Learn to cook a foreign meal
This one can fulfill a few major resolutions depending on how you do it. There are millions upon millions of recipes online from all over the world, and beyond a few imperative ingredients, most can be made right from your kitchen. Just by making this meal, you’re exposing yourself to a new culture, sating your wanderlust, while also giving you the chance to change your diet up a bit. It’s not going vegan, but it does open up options for new, and possibly even healthier, diets.
Go a few steps further and visit a local market, whether it be a farmers or ethnic market, and expose yourself to bartering with . You may even get the chance to learn a few words in a new language.
Go to Chinatown (Or your city’s equivalent)
Every major city has ethnically divided districts, from the Jewish Quarter of Prague to Los Angeles’s Little Tokyo. Though they’re somewhat seen as tourist traps, they still have a rich heritage and culture embedded in the lanes and architecture. If you’ve never been, it’s well worth the opportunity; in one trip you could sample some new foods, learn a bit of a new language, and expose you to a thriving culture that’s just a few freeway exit’s away.
Travel as far as you can in one weekend
Weekends are for adventures, but most of us just laze back into the same old routines (sleep in on Saturday, laundry on Sunday, etc.). Depending on the time of year the roads may be packed with drivers heading out of town or deserted as people huddle at home with Netflix. Whatever the scenario, the weekend is the perfect time to travel, and the real meat for your to sink your wanderlust teeth into.
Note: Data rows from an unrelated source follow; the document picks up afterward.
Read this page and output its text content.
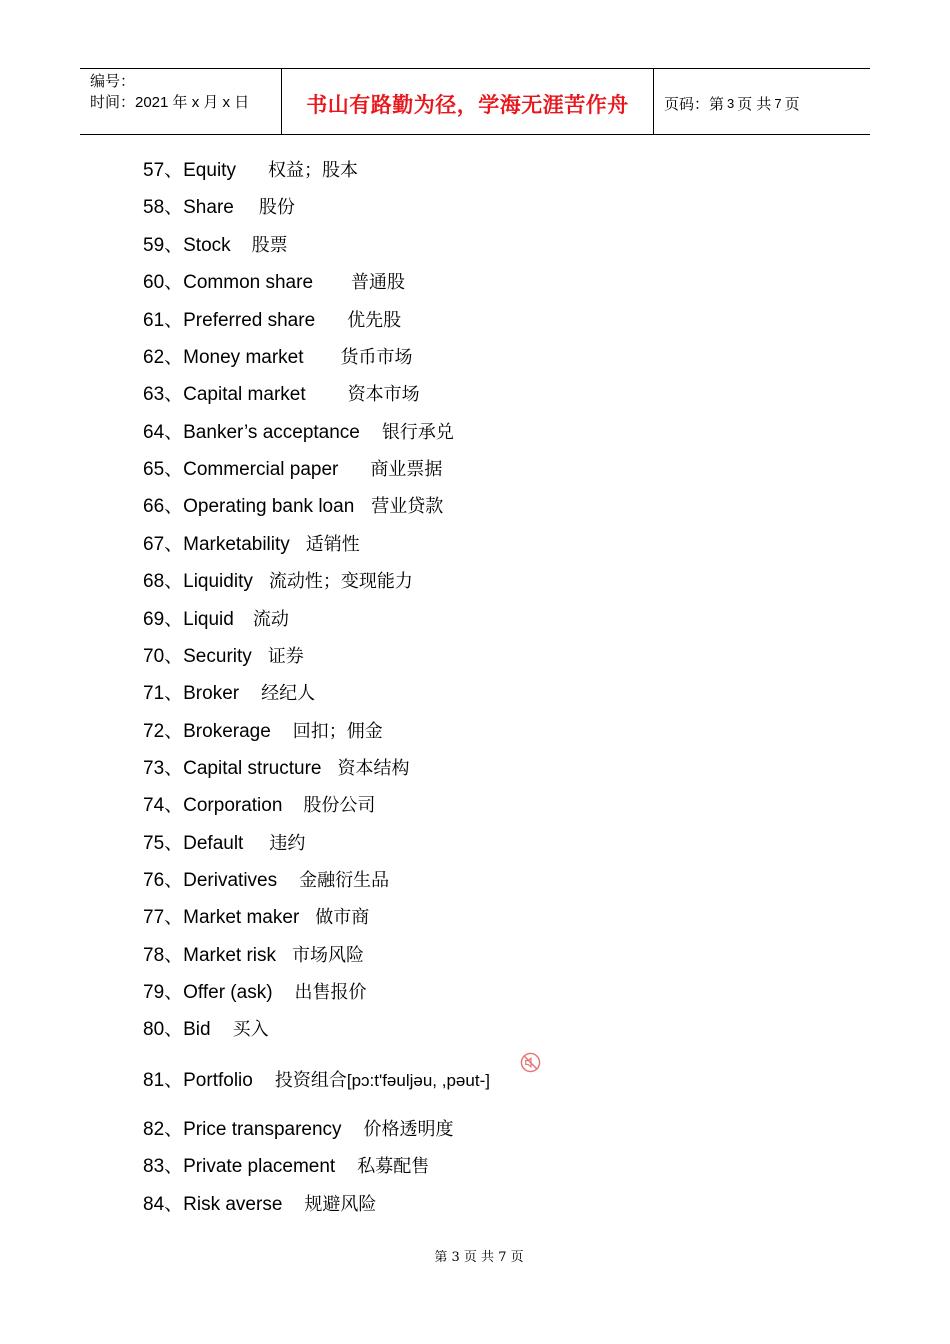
编号：
时间：2021 年 x 月 x 日	书山有路勤为径，学海无涯苦作舟 页码：第 3 页 共 7 页
57、Equity 权益；股本
58、Share 股份
59、Stock 股票
60、Common share 普通股
61、Preferred share 优先股
62、Money market 货币市场
63、Capital market 资本市场
64、Banker’s acceptance 银行承兑
65、Commercial paper 商业票据
66、Operating bank loan 营业贷款
67、Marketability 适销性
68、Liquidity 流动性；变现能力
69、Liquid 流动
70、Security 证券
71、Broker 经纪人
72、Brokerage 回扣；佣金
73、Capital structure 资本结构
74、Corporation 股份公司
75、Default 违约
76、Derivatives 金融衍生品
77、Market maker 做市商
78、Market risk 市场风险
79、Offer (ask) 出售报价
80、Bid 买入
81、Portfolio 投资组合[pɔ:t'fəuljəu, ,pəut-]
82、Price transparency 价格透明度
83、Private placement 私募配售
84、Risk averse 规避风险
第 3 页 共 7 页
You may not be able to travel to Europe (though, with some travel sites, you might get a great discount on a flight to London), but you can go as far as your gas tank can take you. If I left work right this moment, I could be in Yellowstone in 14 hours. After just a quick night at a motel in Idaho Falls or Jackson, I could be walking along the Grand Prismatic Hot Springs instead of sorting my socks.
And if you don’t want to break the bank on gas, just look for local national parks and attractions just outside your city. Circle on a map (or drop pins on Google’s) and see how many you can hit in two days.
If you need more motivation, then watch this clip from Parks and Recs where Andy and April drive 30 hours straight from Pawnee, Indiana to the Grand Canyon
Wanderlust doesn’t have to be a month in France or flights to Iceland. Instead of devoting your whole year to one big trip, take in the local attractions with a series of mini-trips, whether to Chinatown or Niagara Falls, crossing New Years Resolutions off without any stress.